“You’re not good enough.”
“Nobody respects you.”
“Your colleagues wouldn’t have made that mistake.”
“You’re the only person who feels this way.”
“You can’t do this.”
In some way, shape, or form, we all experience these negative voices from our inner critic, and the words can be powerful (both negatively and positively). That’s why our work focuses on not silencing your inner critic, but learning to listen to it productively.
First, let’s highlight 3 ways we let our inner critic determine our career’s success:
We don’t validate the inner critic voice(s):
One of the most significant mistakes we can make is to not validate the inner critic as a real and powerful element of our personal and professional growth. According to Rachel Eddens, “Awareness is the first step to recognizing and letting go of your inner critic.” Our inner critic comes to light as a manifestation of our safety instinct, meaning that until we acknowledge these thoughts, feelings, and voices, and how they play a legitimate factor in our professional growth, we won’t be able to control it.

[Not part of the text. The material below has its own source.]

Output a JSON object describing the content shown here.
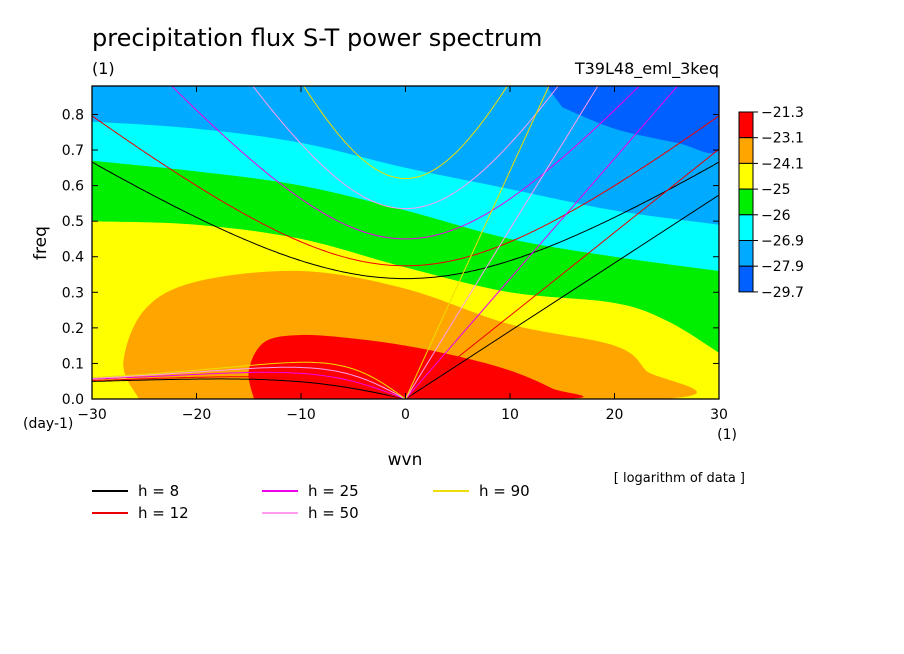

What does your inner critic say? What are the situations that trigger your inner critic?
We participate too long:
Think of your inner critic as rain falling on bricks. You’re strong in the moment, but with rainfall after rainfall, you begin to crumble. However, overtime, with the right tools – recognizing the voice, separating the voice from ourselves, and spending some time trying to recognize what the voice might be telling us – we can make the voice less prominent.
Our goal should be to observe negative thoughts but not participate in them.
When we begin to participate them, they become a part of us (and our belief system). However, when we observe them, they become an area we can grow in (i.e. using the tools highlighted above). Don’t be afraid of your inner critic, but be intentional about not participating.
We groom our leaders with negative thoughts:
The reality is there are healthy and unhealthy situations for every leader, and not every professional situation is negative. However, there are many experiences that professionals have where “negative” comments are the norm, whether you realize it or not. They may sound like this:
– Whatever you do, don’t do that
– Be quiet in this meeting
– Don’t trust Susie, she has a reputation
– This project isn’t going anywhere
The point is this: negative comments (even if generally okay within the right context) can have implications for an individual’s self worth. If you’re constantly told what not to do, or not to do something, it’s not going to create, and build up a leadership mentality. Because of this, it’s extremely important to develop our leaders with the appropriate growth messages; especially in times of professional development.
Whether you’re just starting your career or leading a team, be sure to acknowledge your inner critic, and how it speaks to you. By lessening its impact on you personally, it will also lessen it’s effect on you professionally.
Remember, you’re more than your own critiques.